Professor Roman-Leshkov is also heavily involved in the catalysis community, serving on several boards, has 4 separate editorial commitments, and is actively involved in leadership roles within AIChE, the North American Catalysis Society, and the New England Catalysis Club, and taken an active role in coordinating conferences. He has exhibited great scientific drive, insight, and quality of work while conducting research in multiple parallel directions, and stands out for his achievements.

The Organic Reaction Catalysis Society is pleased to announce Dr.

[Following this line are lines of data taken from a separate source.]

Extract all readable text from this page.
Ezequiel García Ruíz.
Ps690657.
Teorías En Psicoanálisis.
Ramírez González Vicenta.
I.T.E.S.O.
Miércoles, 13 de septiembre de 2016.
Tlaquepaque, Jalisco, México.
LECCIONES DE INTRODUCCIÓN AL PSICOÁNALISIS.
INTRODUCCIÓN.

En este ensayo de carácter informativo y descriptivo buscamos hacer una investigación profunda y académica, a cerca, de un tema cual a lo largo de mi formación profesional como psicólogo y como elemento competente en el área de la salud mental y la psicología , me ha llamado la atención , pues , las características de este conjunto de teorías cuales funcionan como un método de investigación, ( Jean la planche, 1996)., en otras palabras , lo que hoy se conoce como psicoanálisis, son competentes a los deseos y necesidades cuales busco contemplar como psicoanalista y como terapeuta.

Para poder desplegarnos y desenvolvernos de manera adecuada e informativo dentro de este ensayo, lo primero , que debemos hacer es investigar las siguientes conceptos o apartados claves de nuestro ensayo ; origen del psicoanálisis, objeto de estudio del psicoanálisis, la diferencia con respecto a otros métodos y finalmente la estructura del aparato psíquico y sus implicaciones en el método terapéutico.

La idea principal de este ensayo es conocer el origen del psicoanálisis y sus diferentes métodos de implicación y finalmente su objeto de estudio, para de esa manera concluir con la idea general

Ive Hermans, John and Dorothy Vozza Professor of Chemistry and Professor of Chemical and Biological Engineering at the University of Wisconsin – Madison as the recipient of the 2017 Robert Augustine Award for his significant early-career contributions to catalysis of organic reactions of industrial importance. Dr. Hermans began his independent career at the ETH Zurich in 2008, and gained appointments in the departments of Chemistry as well as Chemical and Biological Engineering at the University of Wisconsin – Madison in 2013. Ive Hermans combines scientific excellence and an intense focus on reactions that matter in industry. His contributions changed the way industrial scientists and engineers think about autoxidation catalysis, and his more recent work on novel catalysts for selective oxidation is making major waves throughout the entire community. Ive has published more than 110 papers in the top scientific journals in the field.

Some of his major accomplishments so far include work on the mechanism of hydrocarbon autoxidation. In his early career he reinvestigated the radical chain oxidation of hydrocarbons with O₂, both catalyzed and uncatalyzed, and showed that important elementary steps had been overlooked and other mechanistic proposals were plainly wrong. It is this fresh view of persistent challenges and his courage to question ingrained ideas that has left such an enduring impression.

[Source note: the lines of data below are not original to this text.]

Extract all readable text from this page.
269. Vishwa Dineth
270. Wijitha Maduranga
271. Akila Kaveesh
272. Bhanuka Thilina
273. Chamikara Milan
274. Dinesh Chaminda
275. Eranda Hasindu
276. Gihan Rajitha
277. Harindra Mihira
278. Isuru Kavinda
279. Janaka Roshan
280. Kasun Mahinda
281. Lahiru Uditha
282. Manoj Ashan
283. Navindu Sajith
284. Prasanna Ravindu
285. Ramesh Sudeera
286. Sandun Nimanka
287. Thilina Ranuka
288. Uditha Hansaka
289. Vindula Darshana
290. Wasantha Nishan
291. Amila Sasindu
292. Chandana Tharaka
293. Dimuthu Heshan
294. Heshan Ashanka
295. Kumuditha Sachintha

One of Ive’s most exciting discoveries is the use of catalytic amounts of nitric oxide for aerobic oxidation reactions that was reported in Angew. Chemie in 2011. Many large-volume chemicals rely on using stoichiometric amounts of nitric acid for oxidation, and Ive’s work opens a realistic potential for using HNO₃ in a catalytic cycle with molecular oxygen as the oxidant for these key industrial reactions. In another influential study, Ive developed a simple, scalable synthesis method for the Lewis acid zeolite Sn-Beta, and has demonstrated the unprecedentedly high activity of this catalyst for the Baeyer-Villiger reaction. He has since published subsequent papers expanding on the ability to prepare and characterize the active sites for these materials.

In a landmark discovery reported in a recent Science publication, Ive’s group reported the use of boron nitride-based catalysts for the oxidative dehydrogenation of alkanes with exceptional selectivity and minimal over oxidation. This discovery could drastically reduce capital and energy cost compared to current commercial processes. This paper has attracted enormous attention and excitement among academics as well as scientists from industry.

Professor Hermans is also heavily involved in the catalysis community, serving on several committees and boards; he has multiple editorial commitments, and is actively involved in leadership roles with organizations internationally for sharing science. He is an authority in selective oxidation chemistry, Lewis acidic zeolites and alkane oxidative dehydrogenation,

The Organic Reaction Catalysis Society is pleased to announce Linda Paradiso, retired, Parr Instruments) and Rene Cabirac (retired, W. R. Grace) as the recipients of the 2018 Malz Award  for their exceptional service to the Organic Reactions Catalysis Society.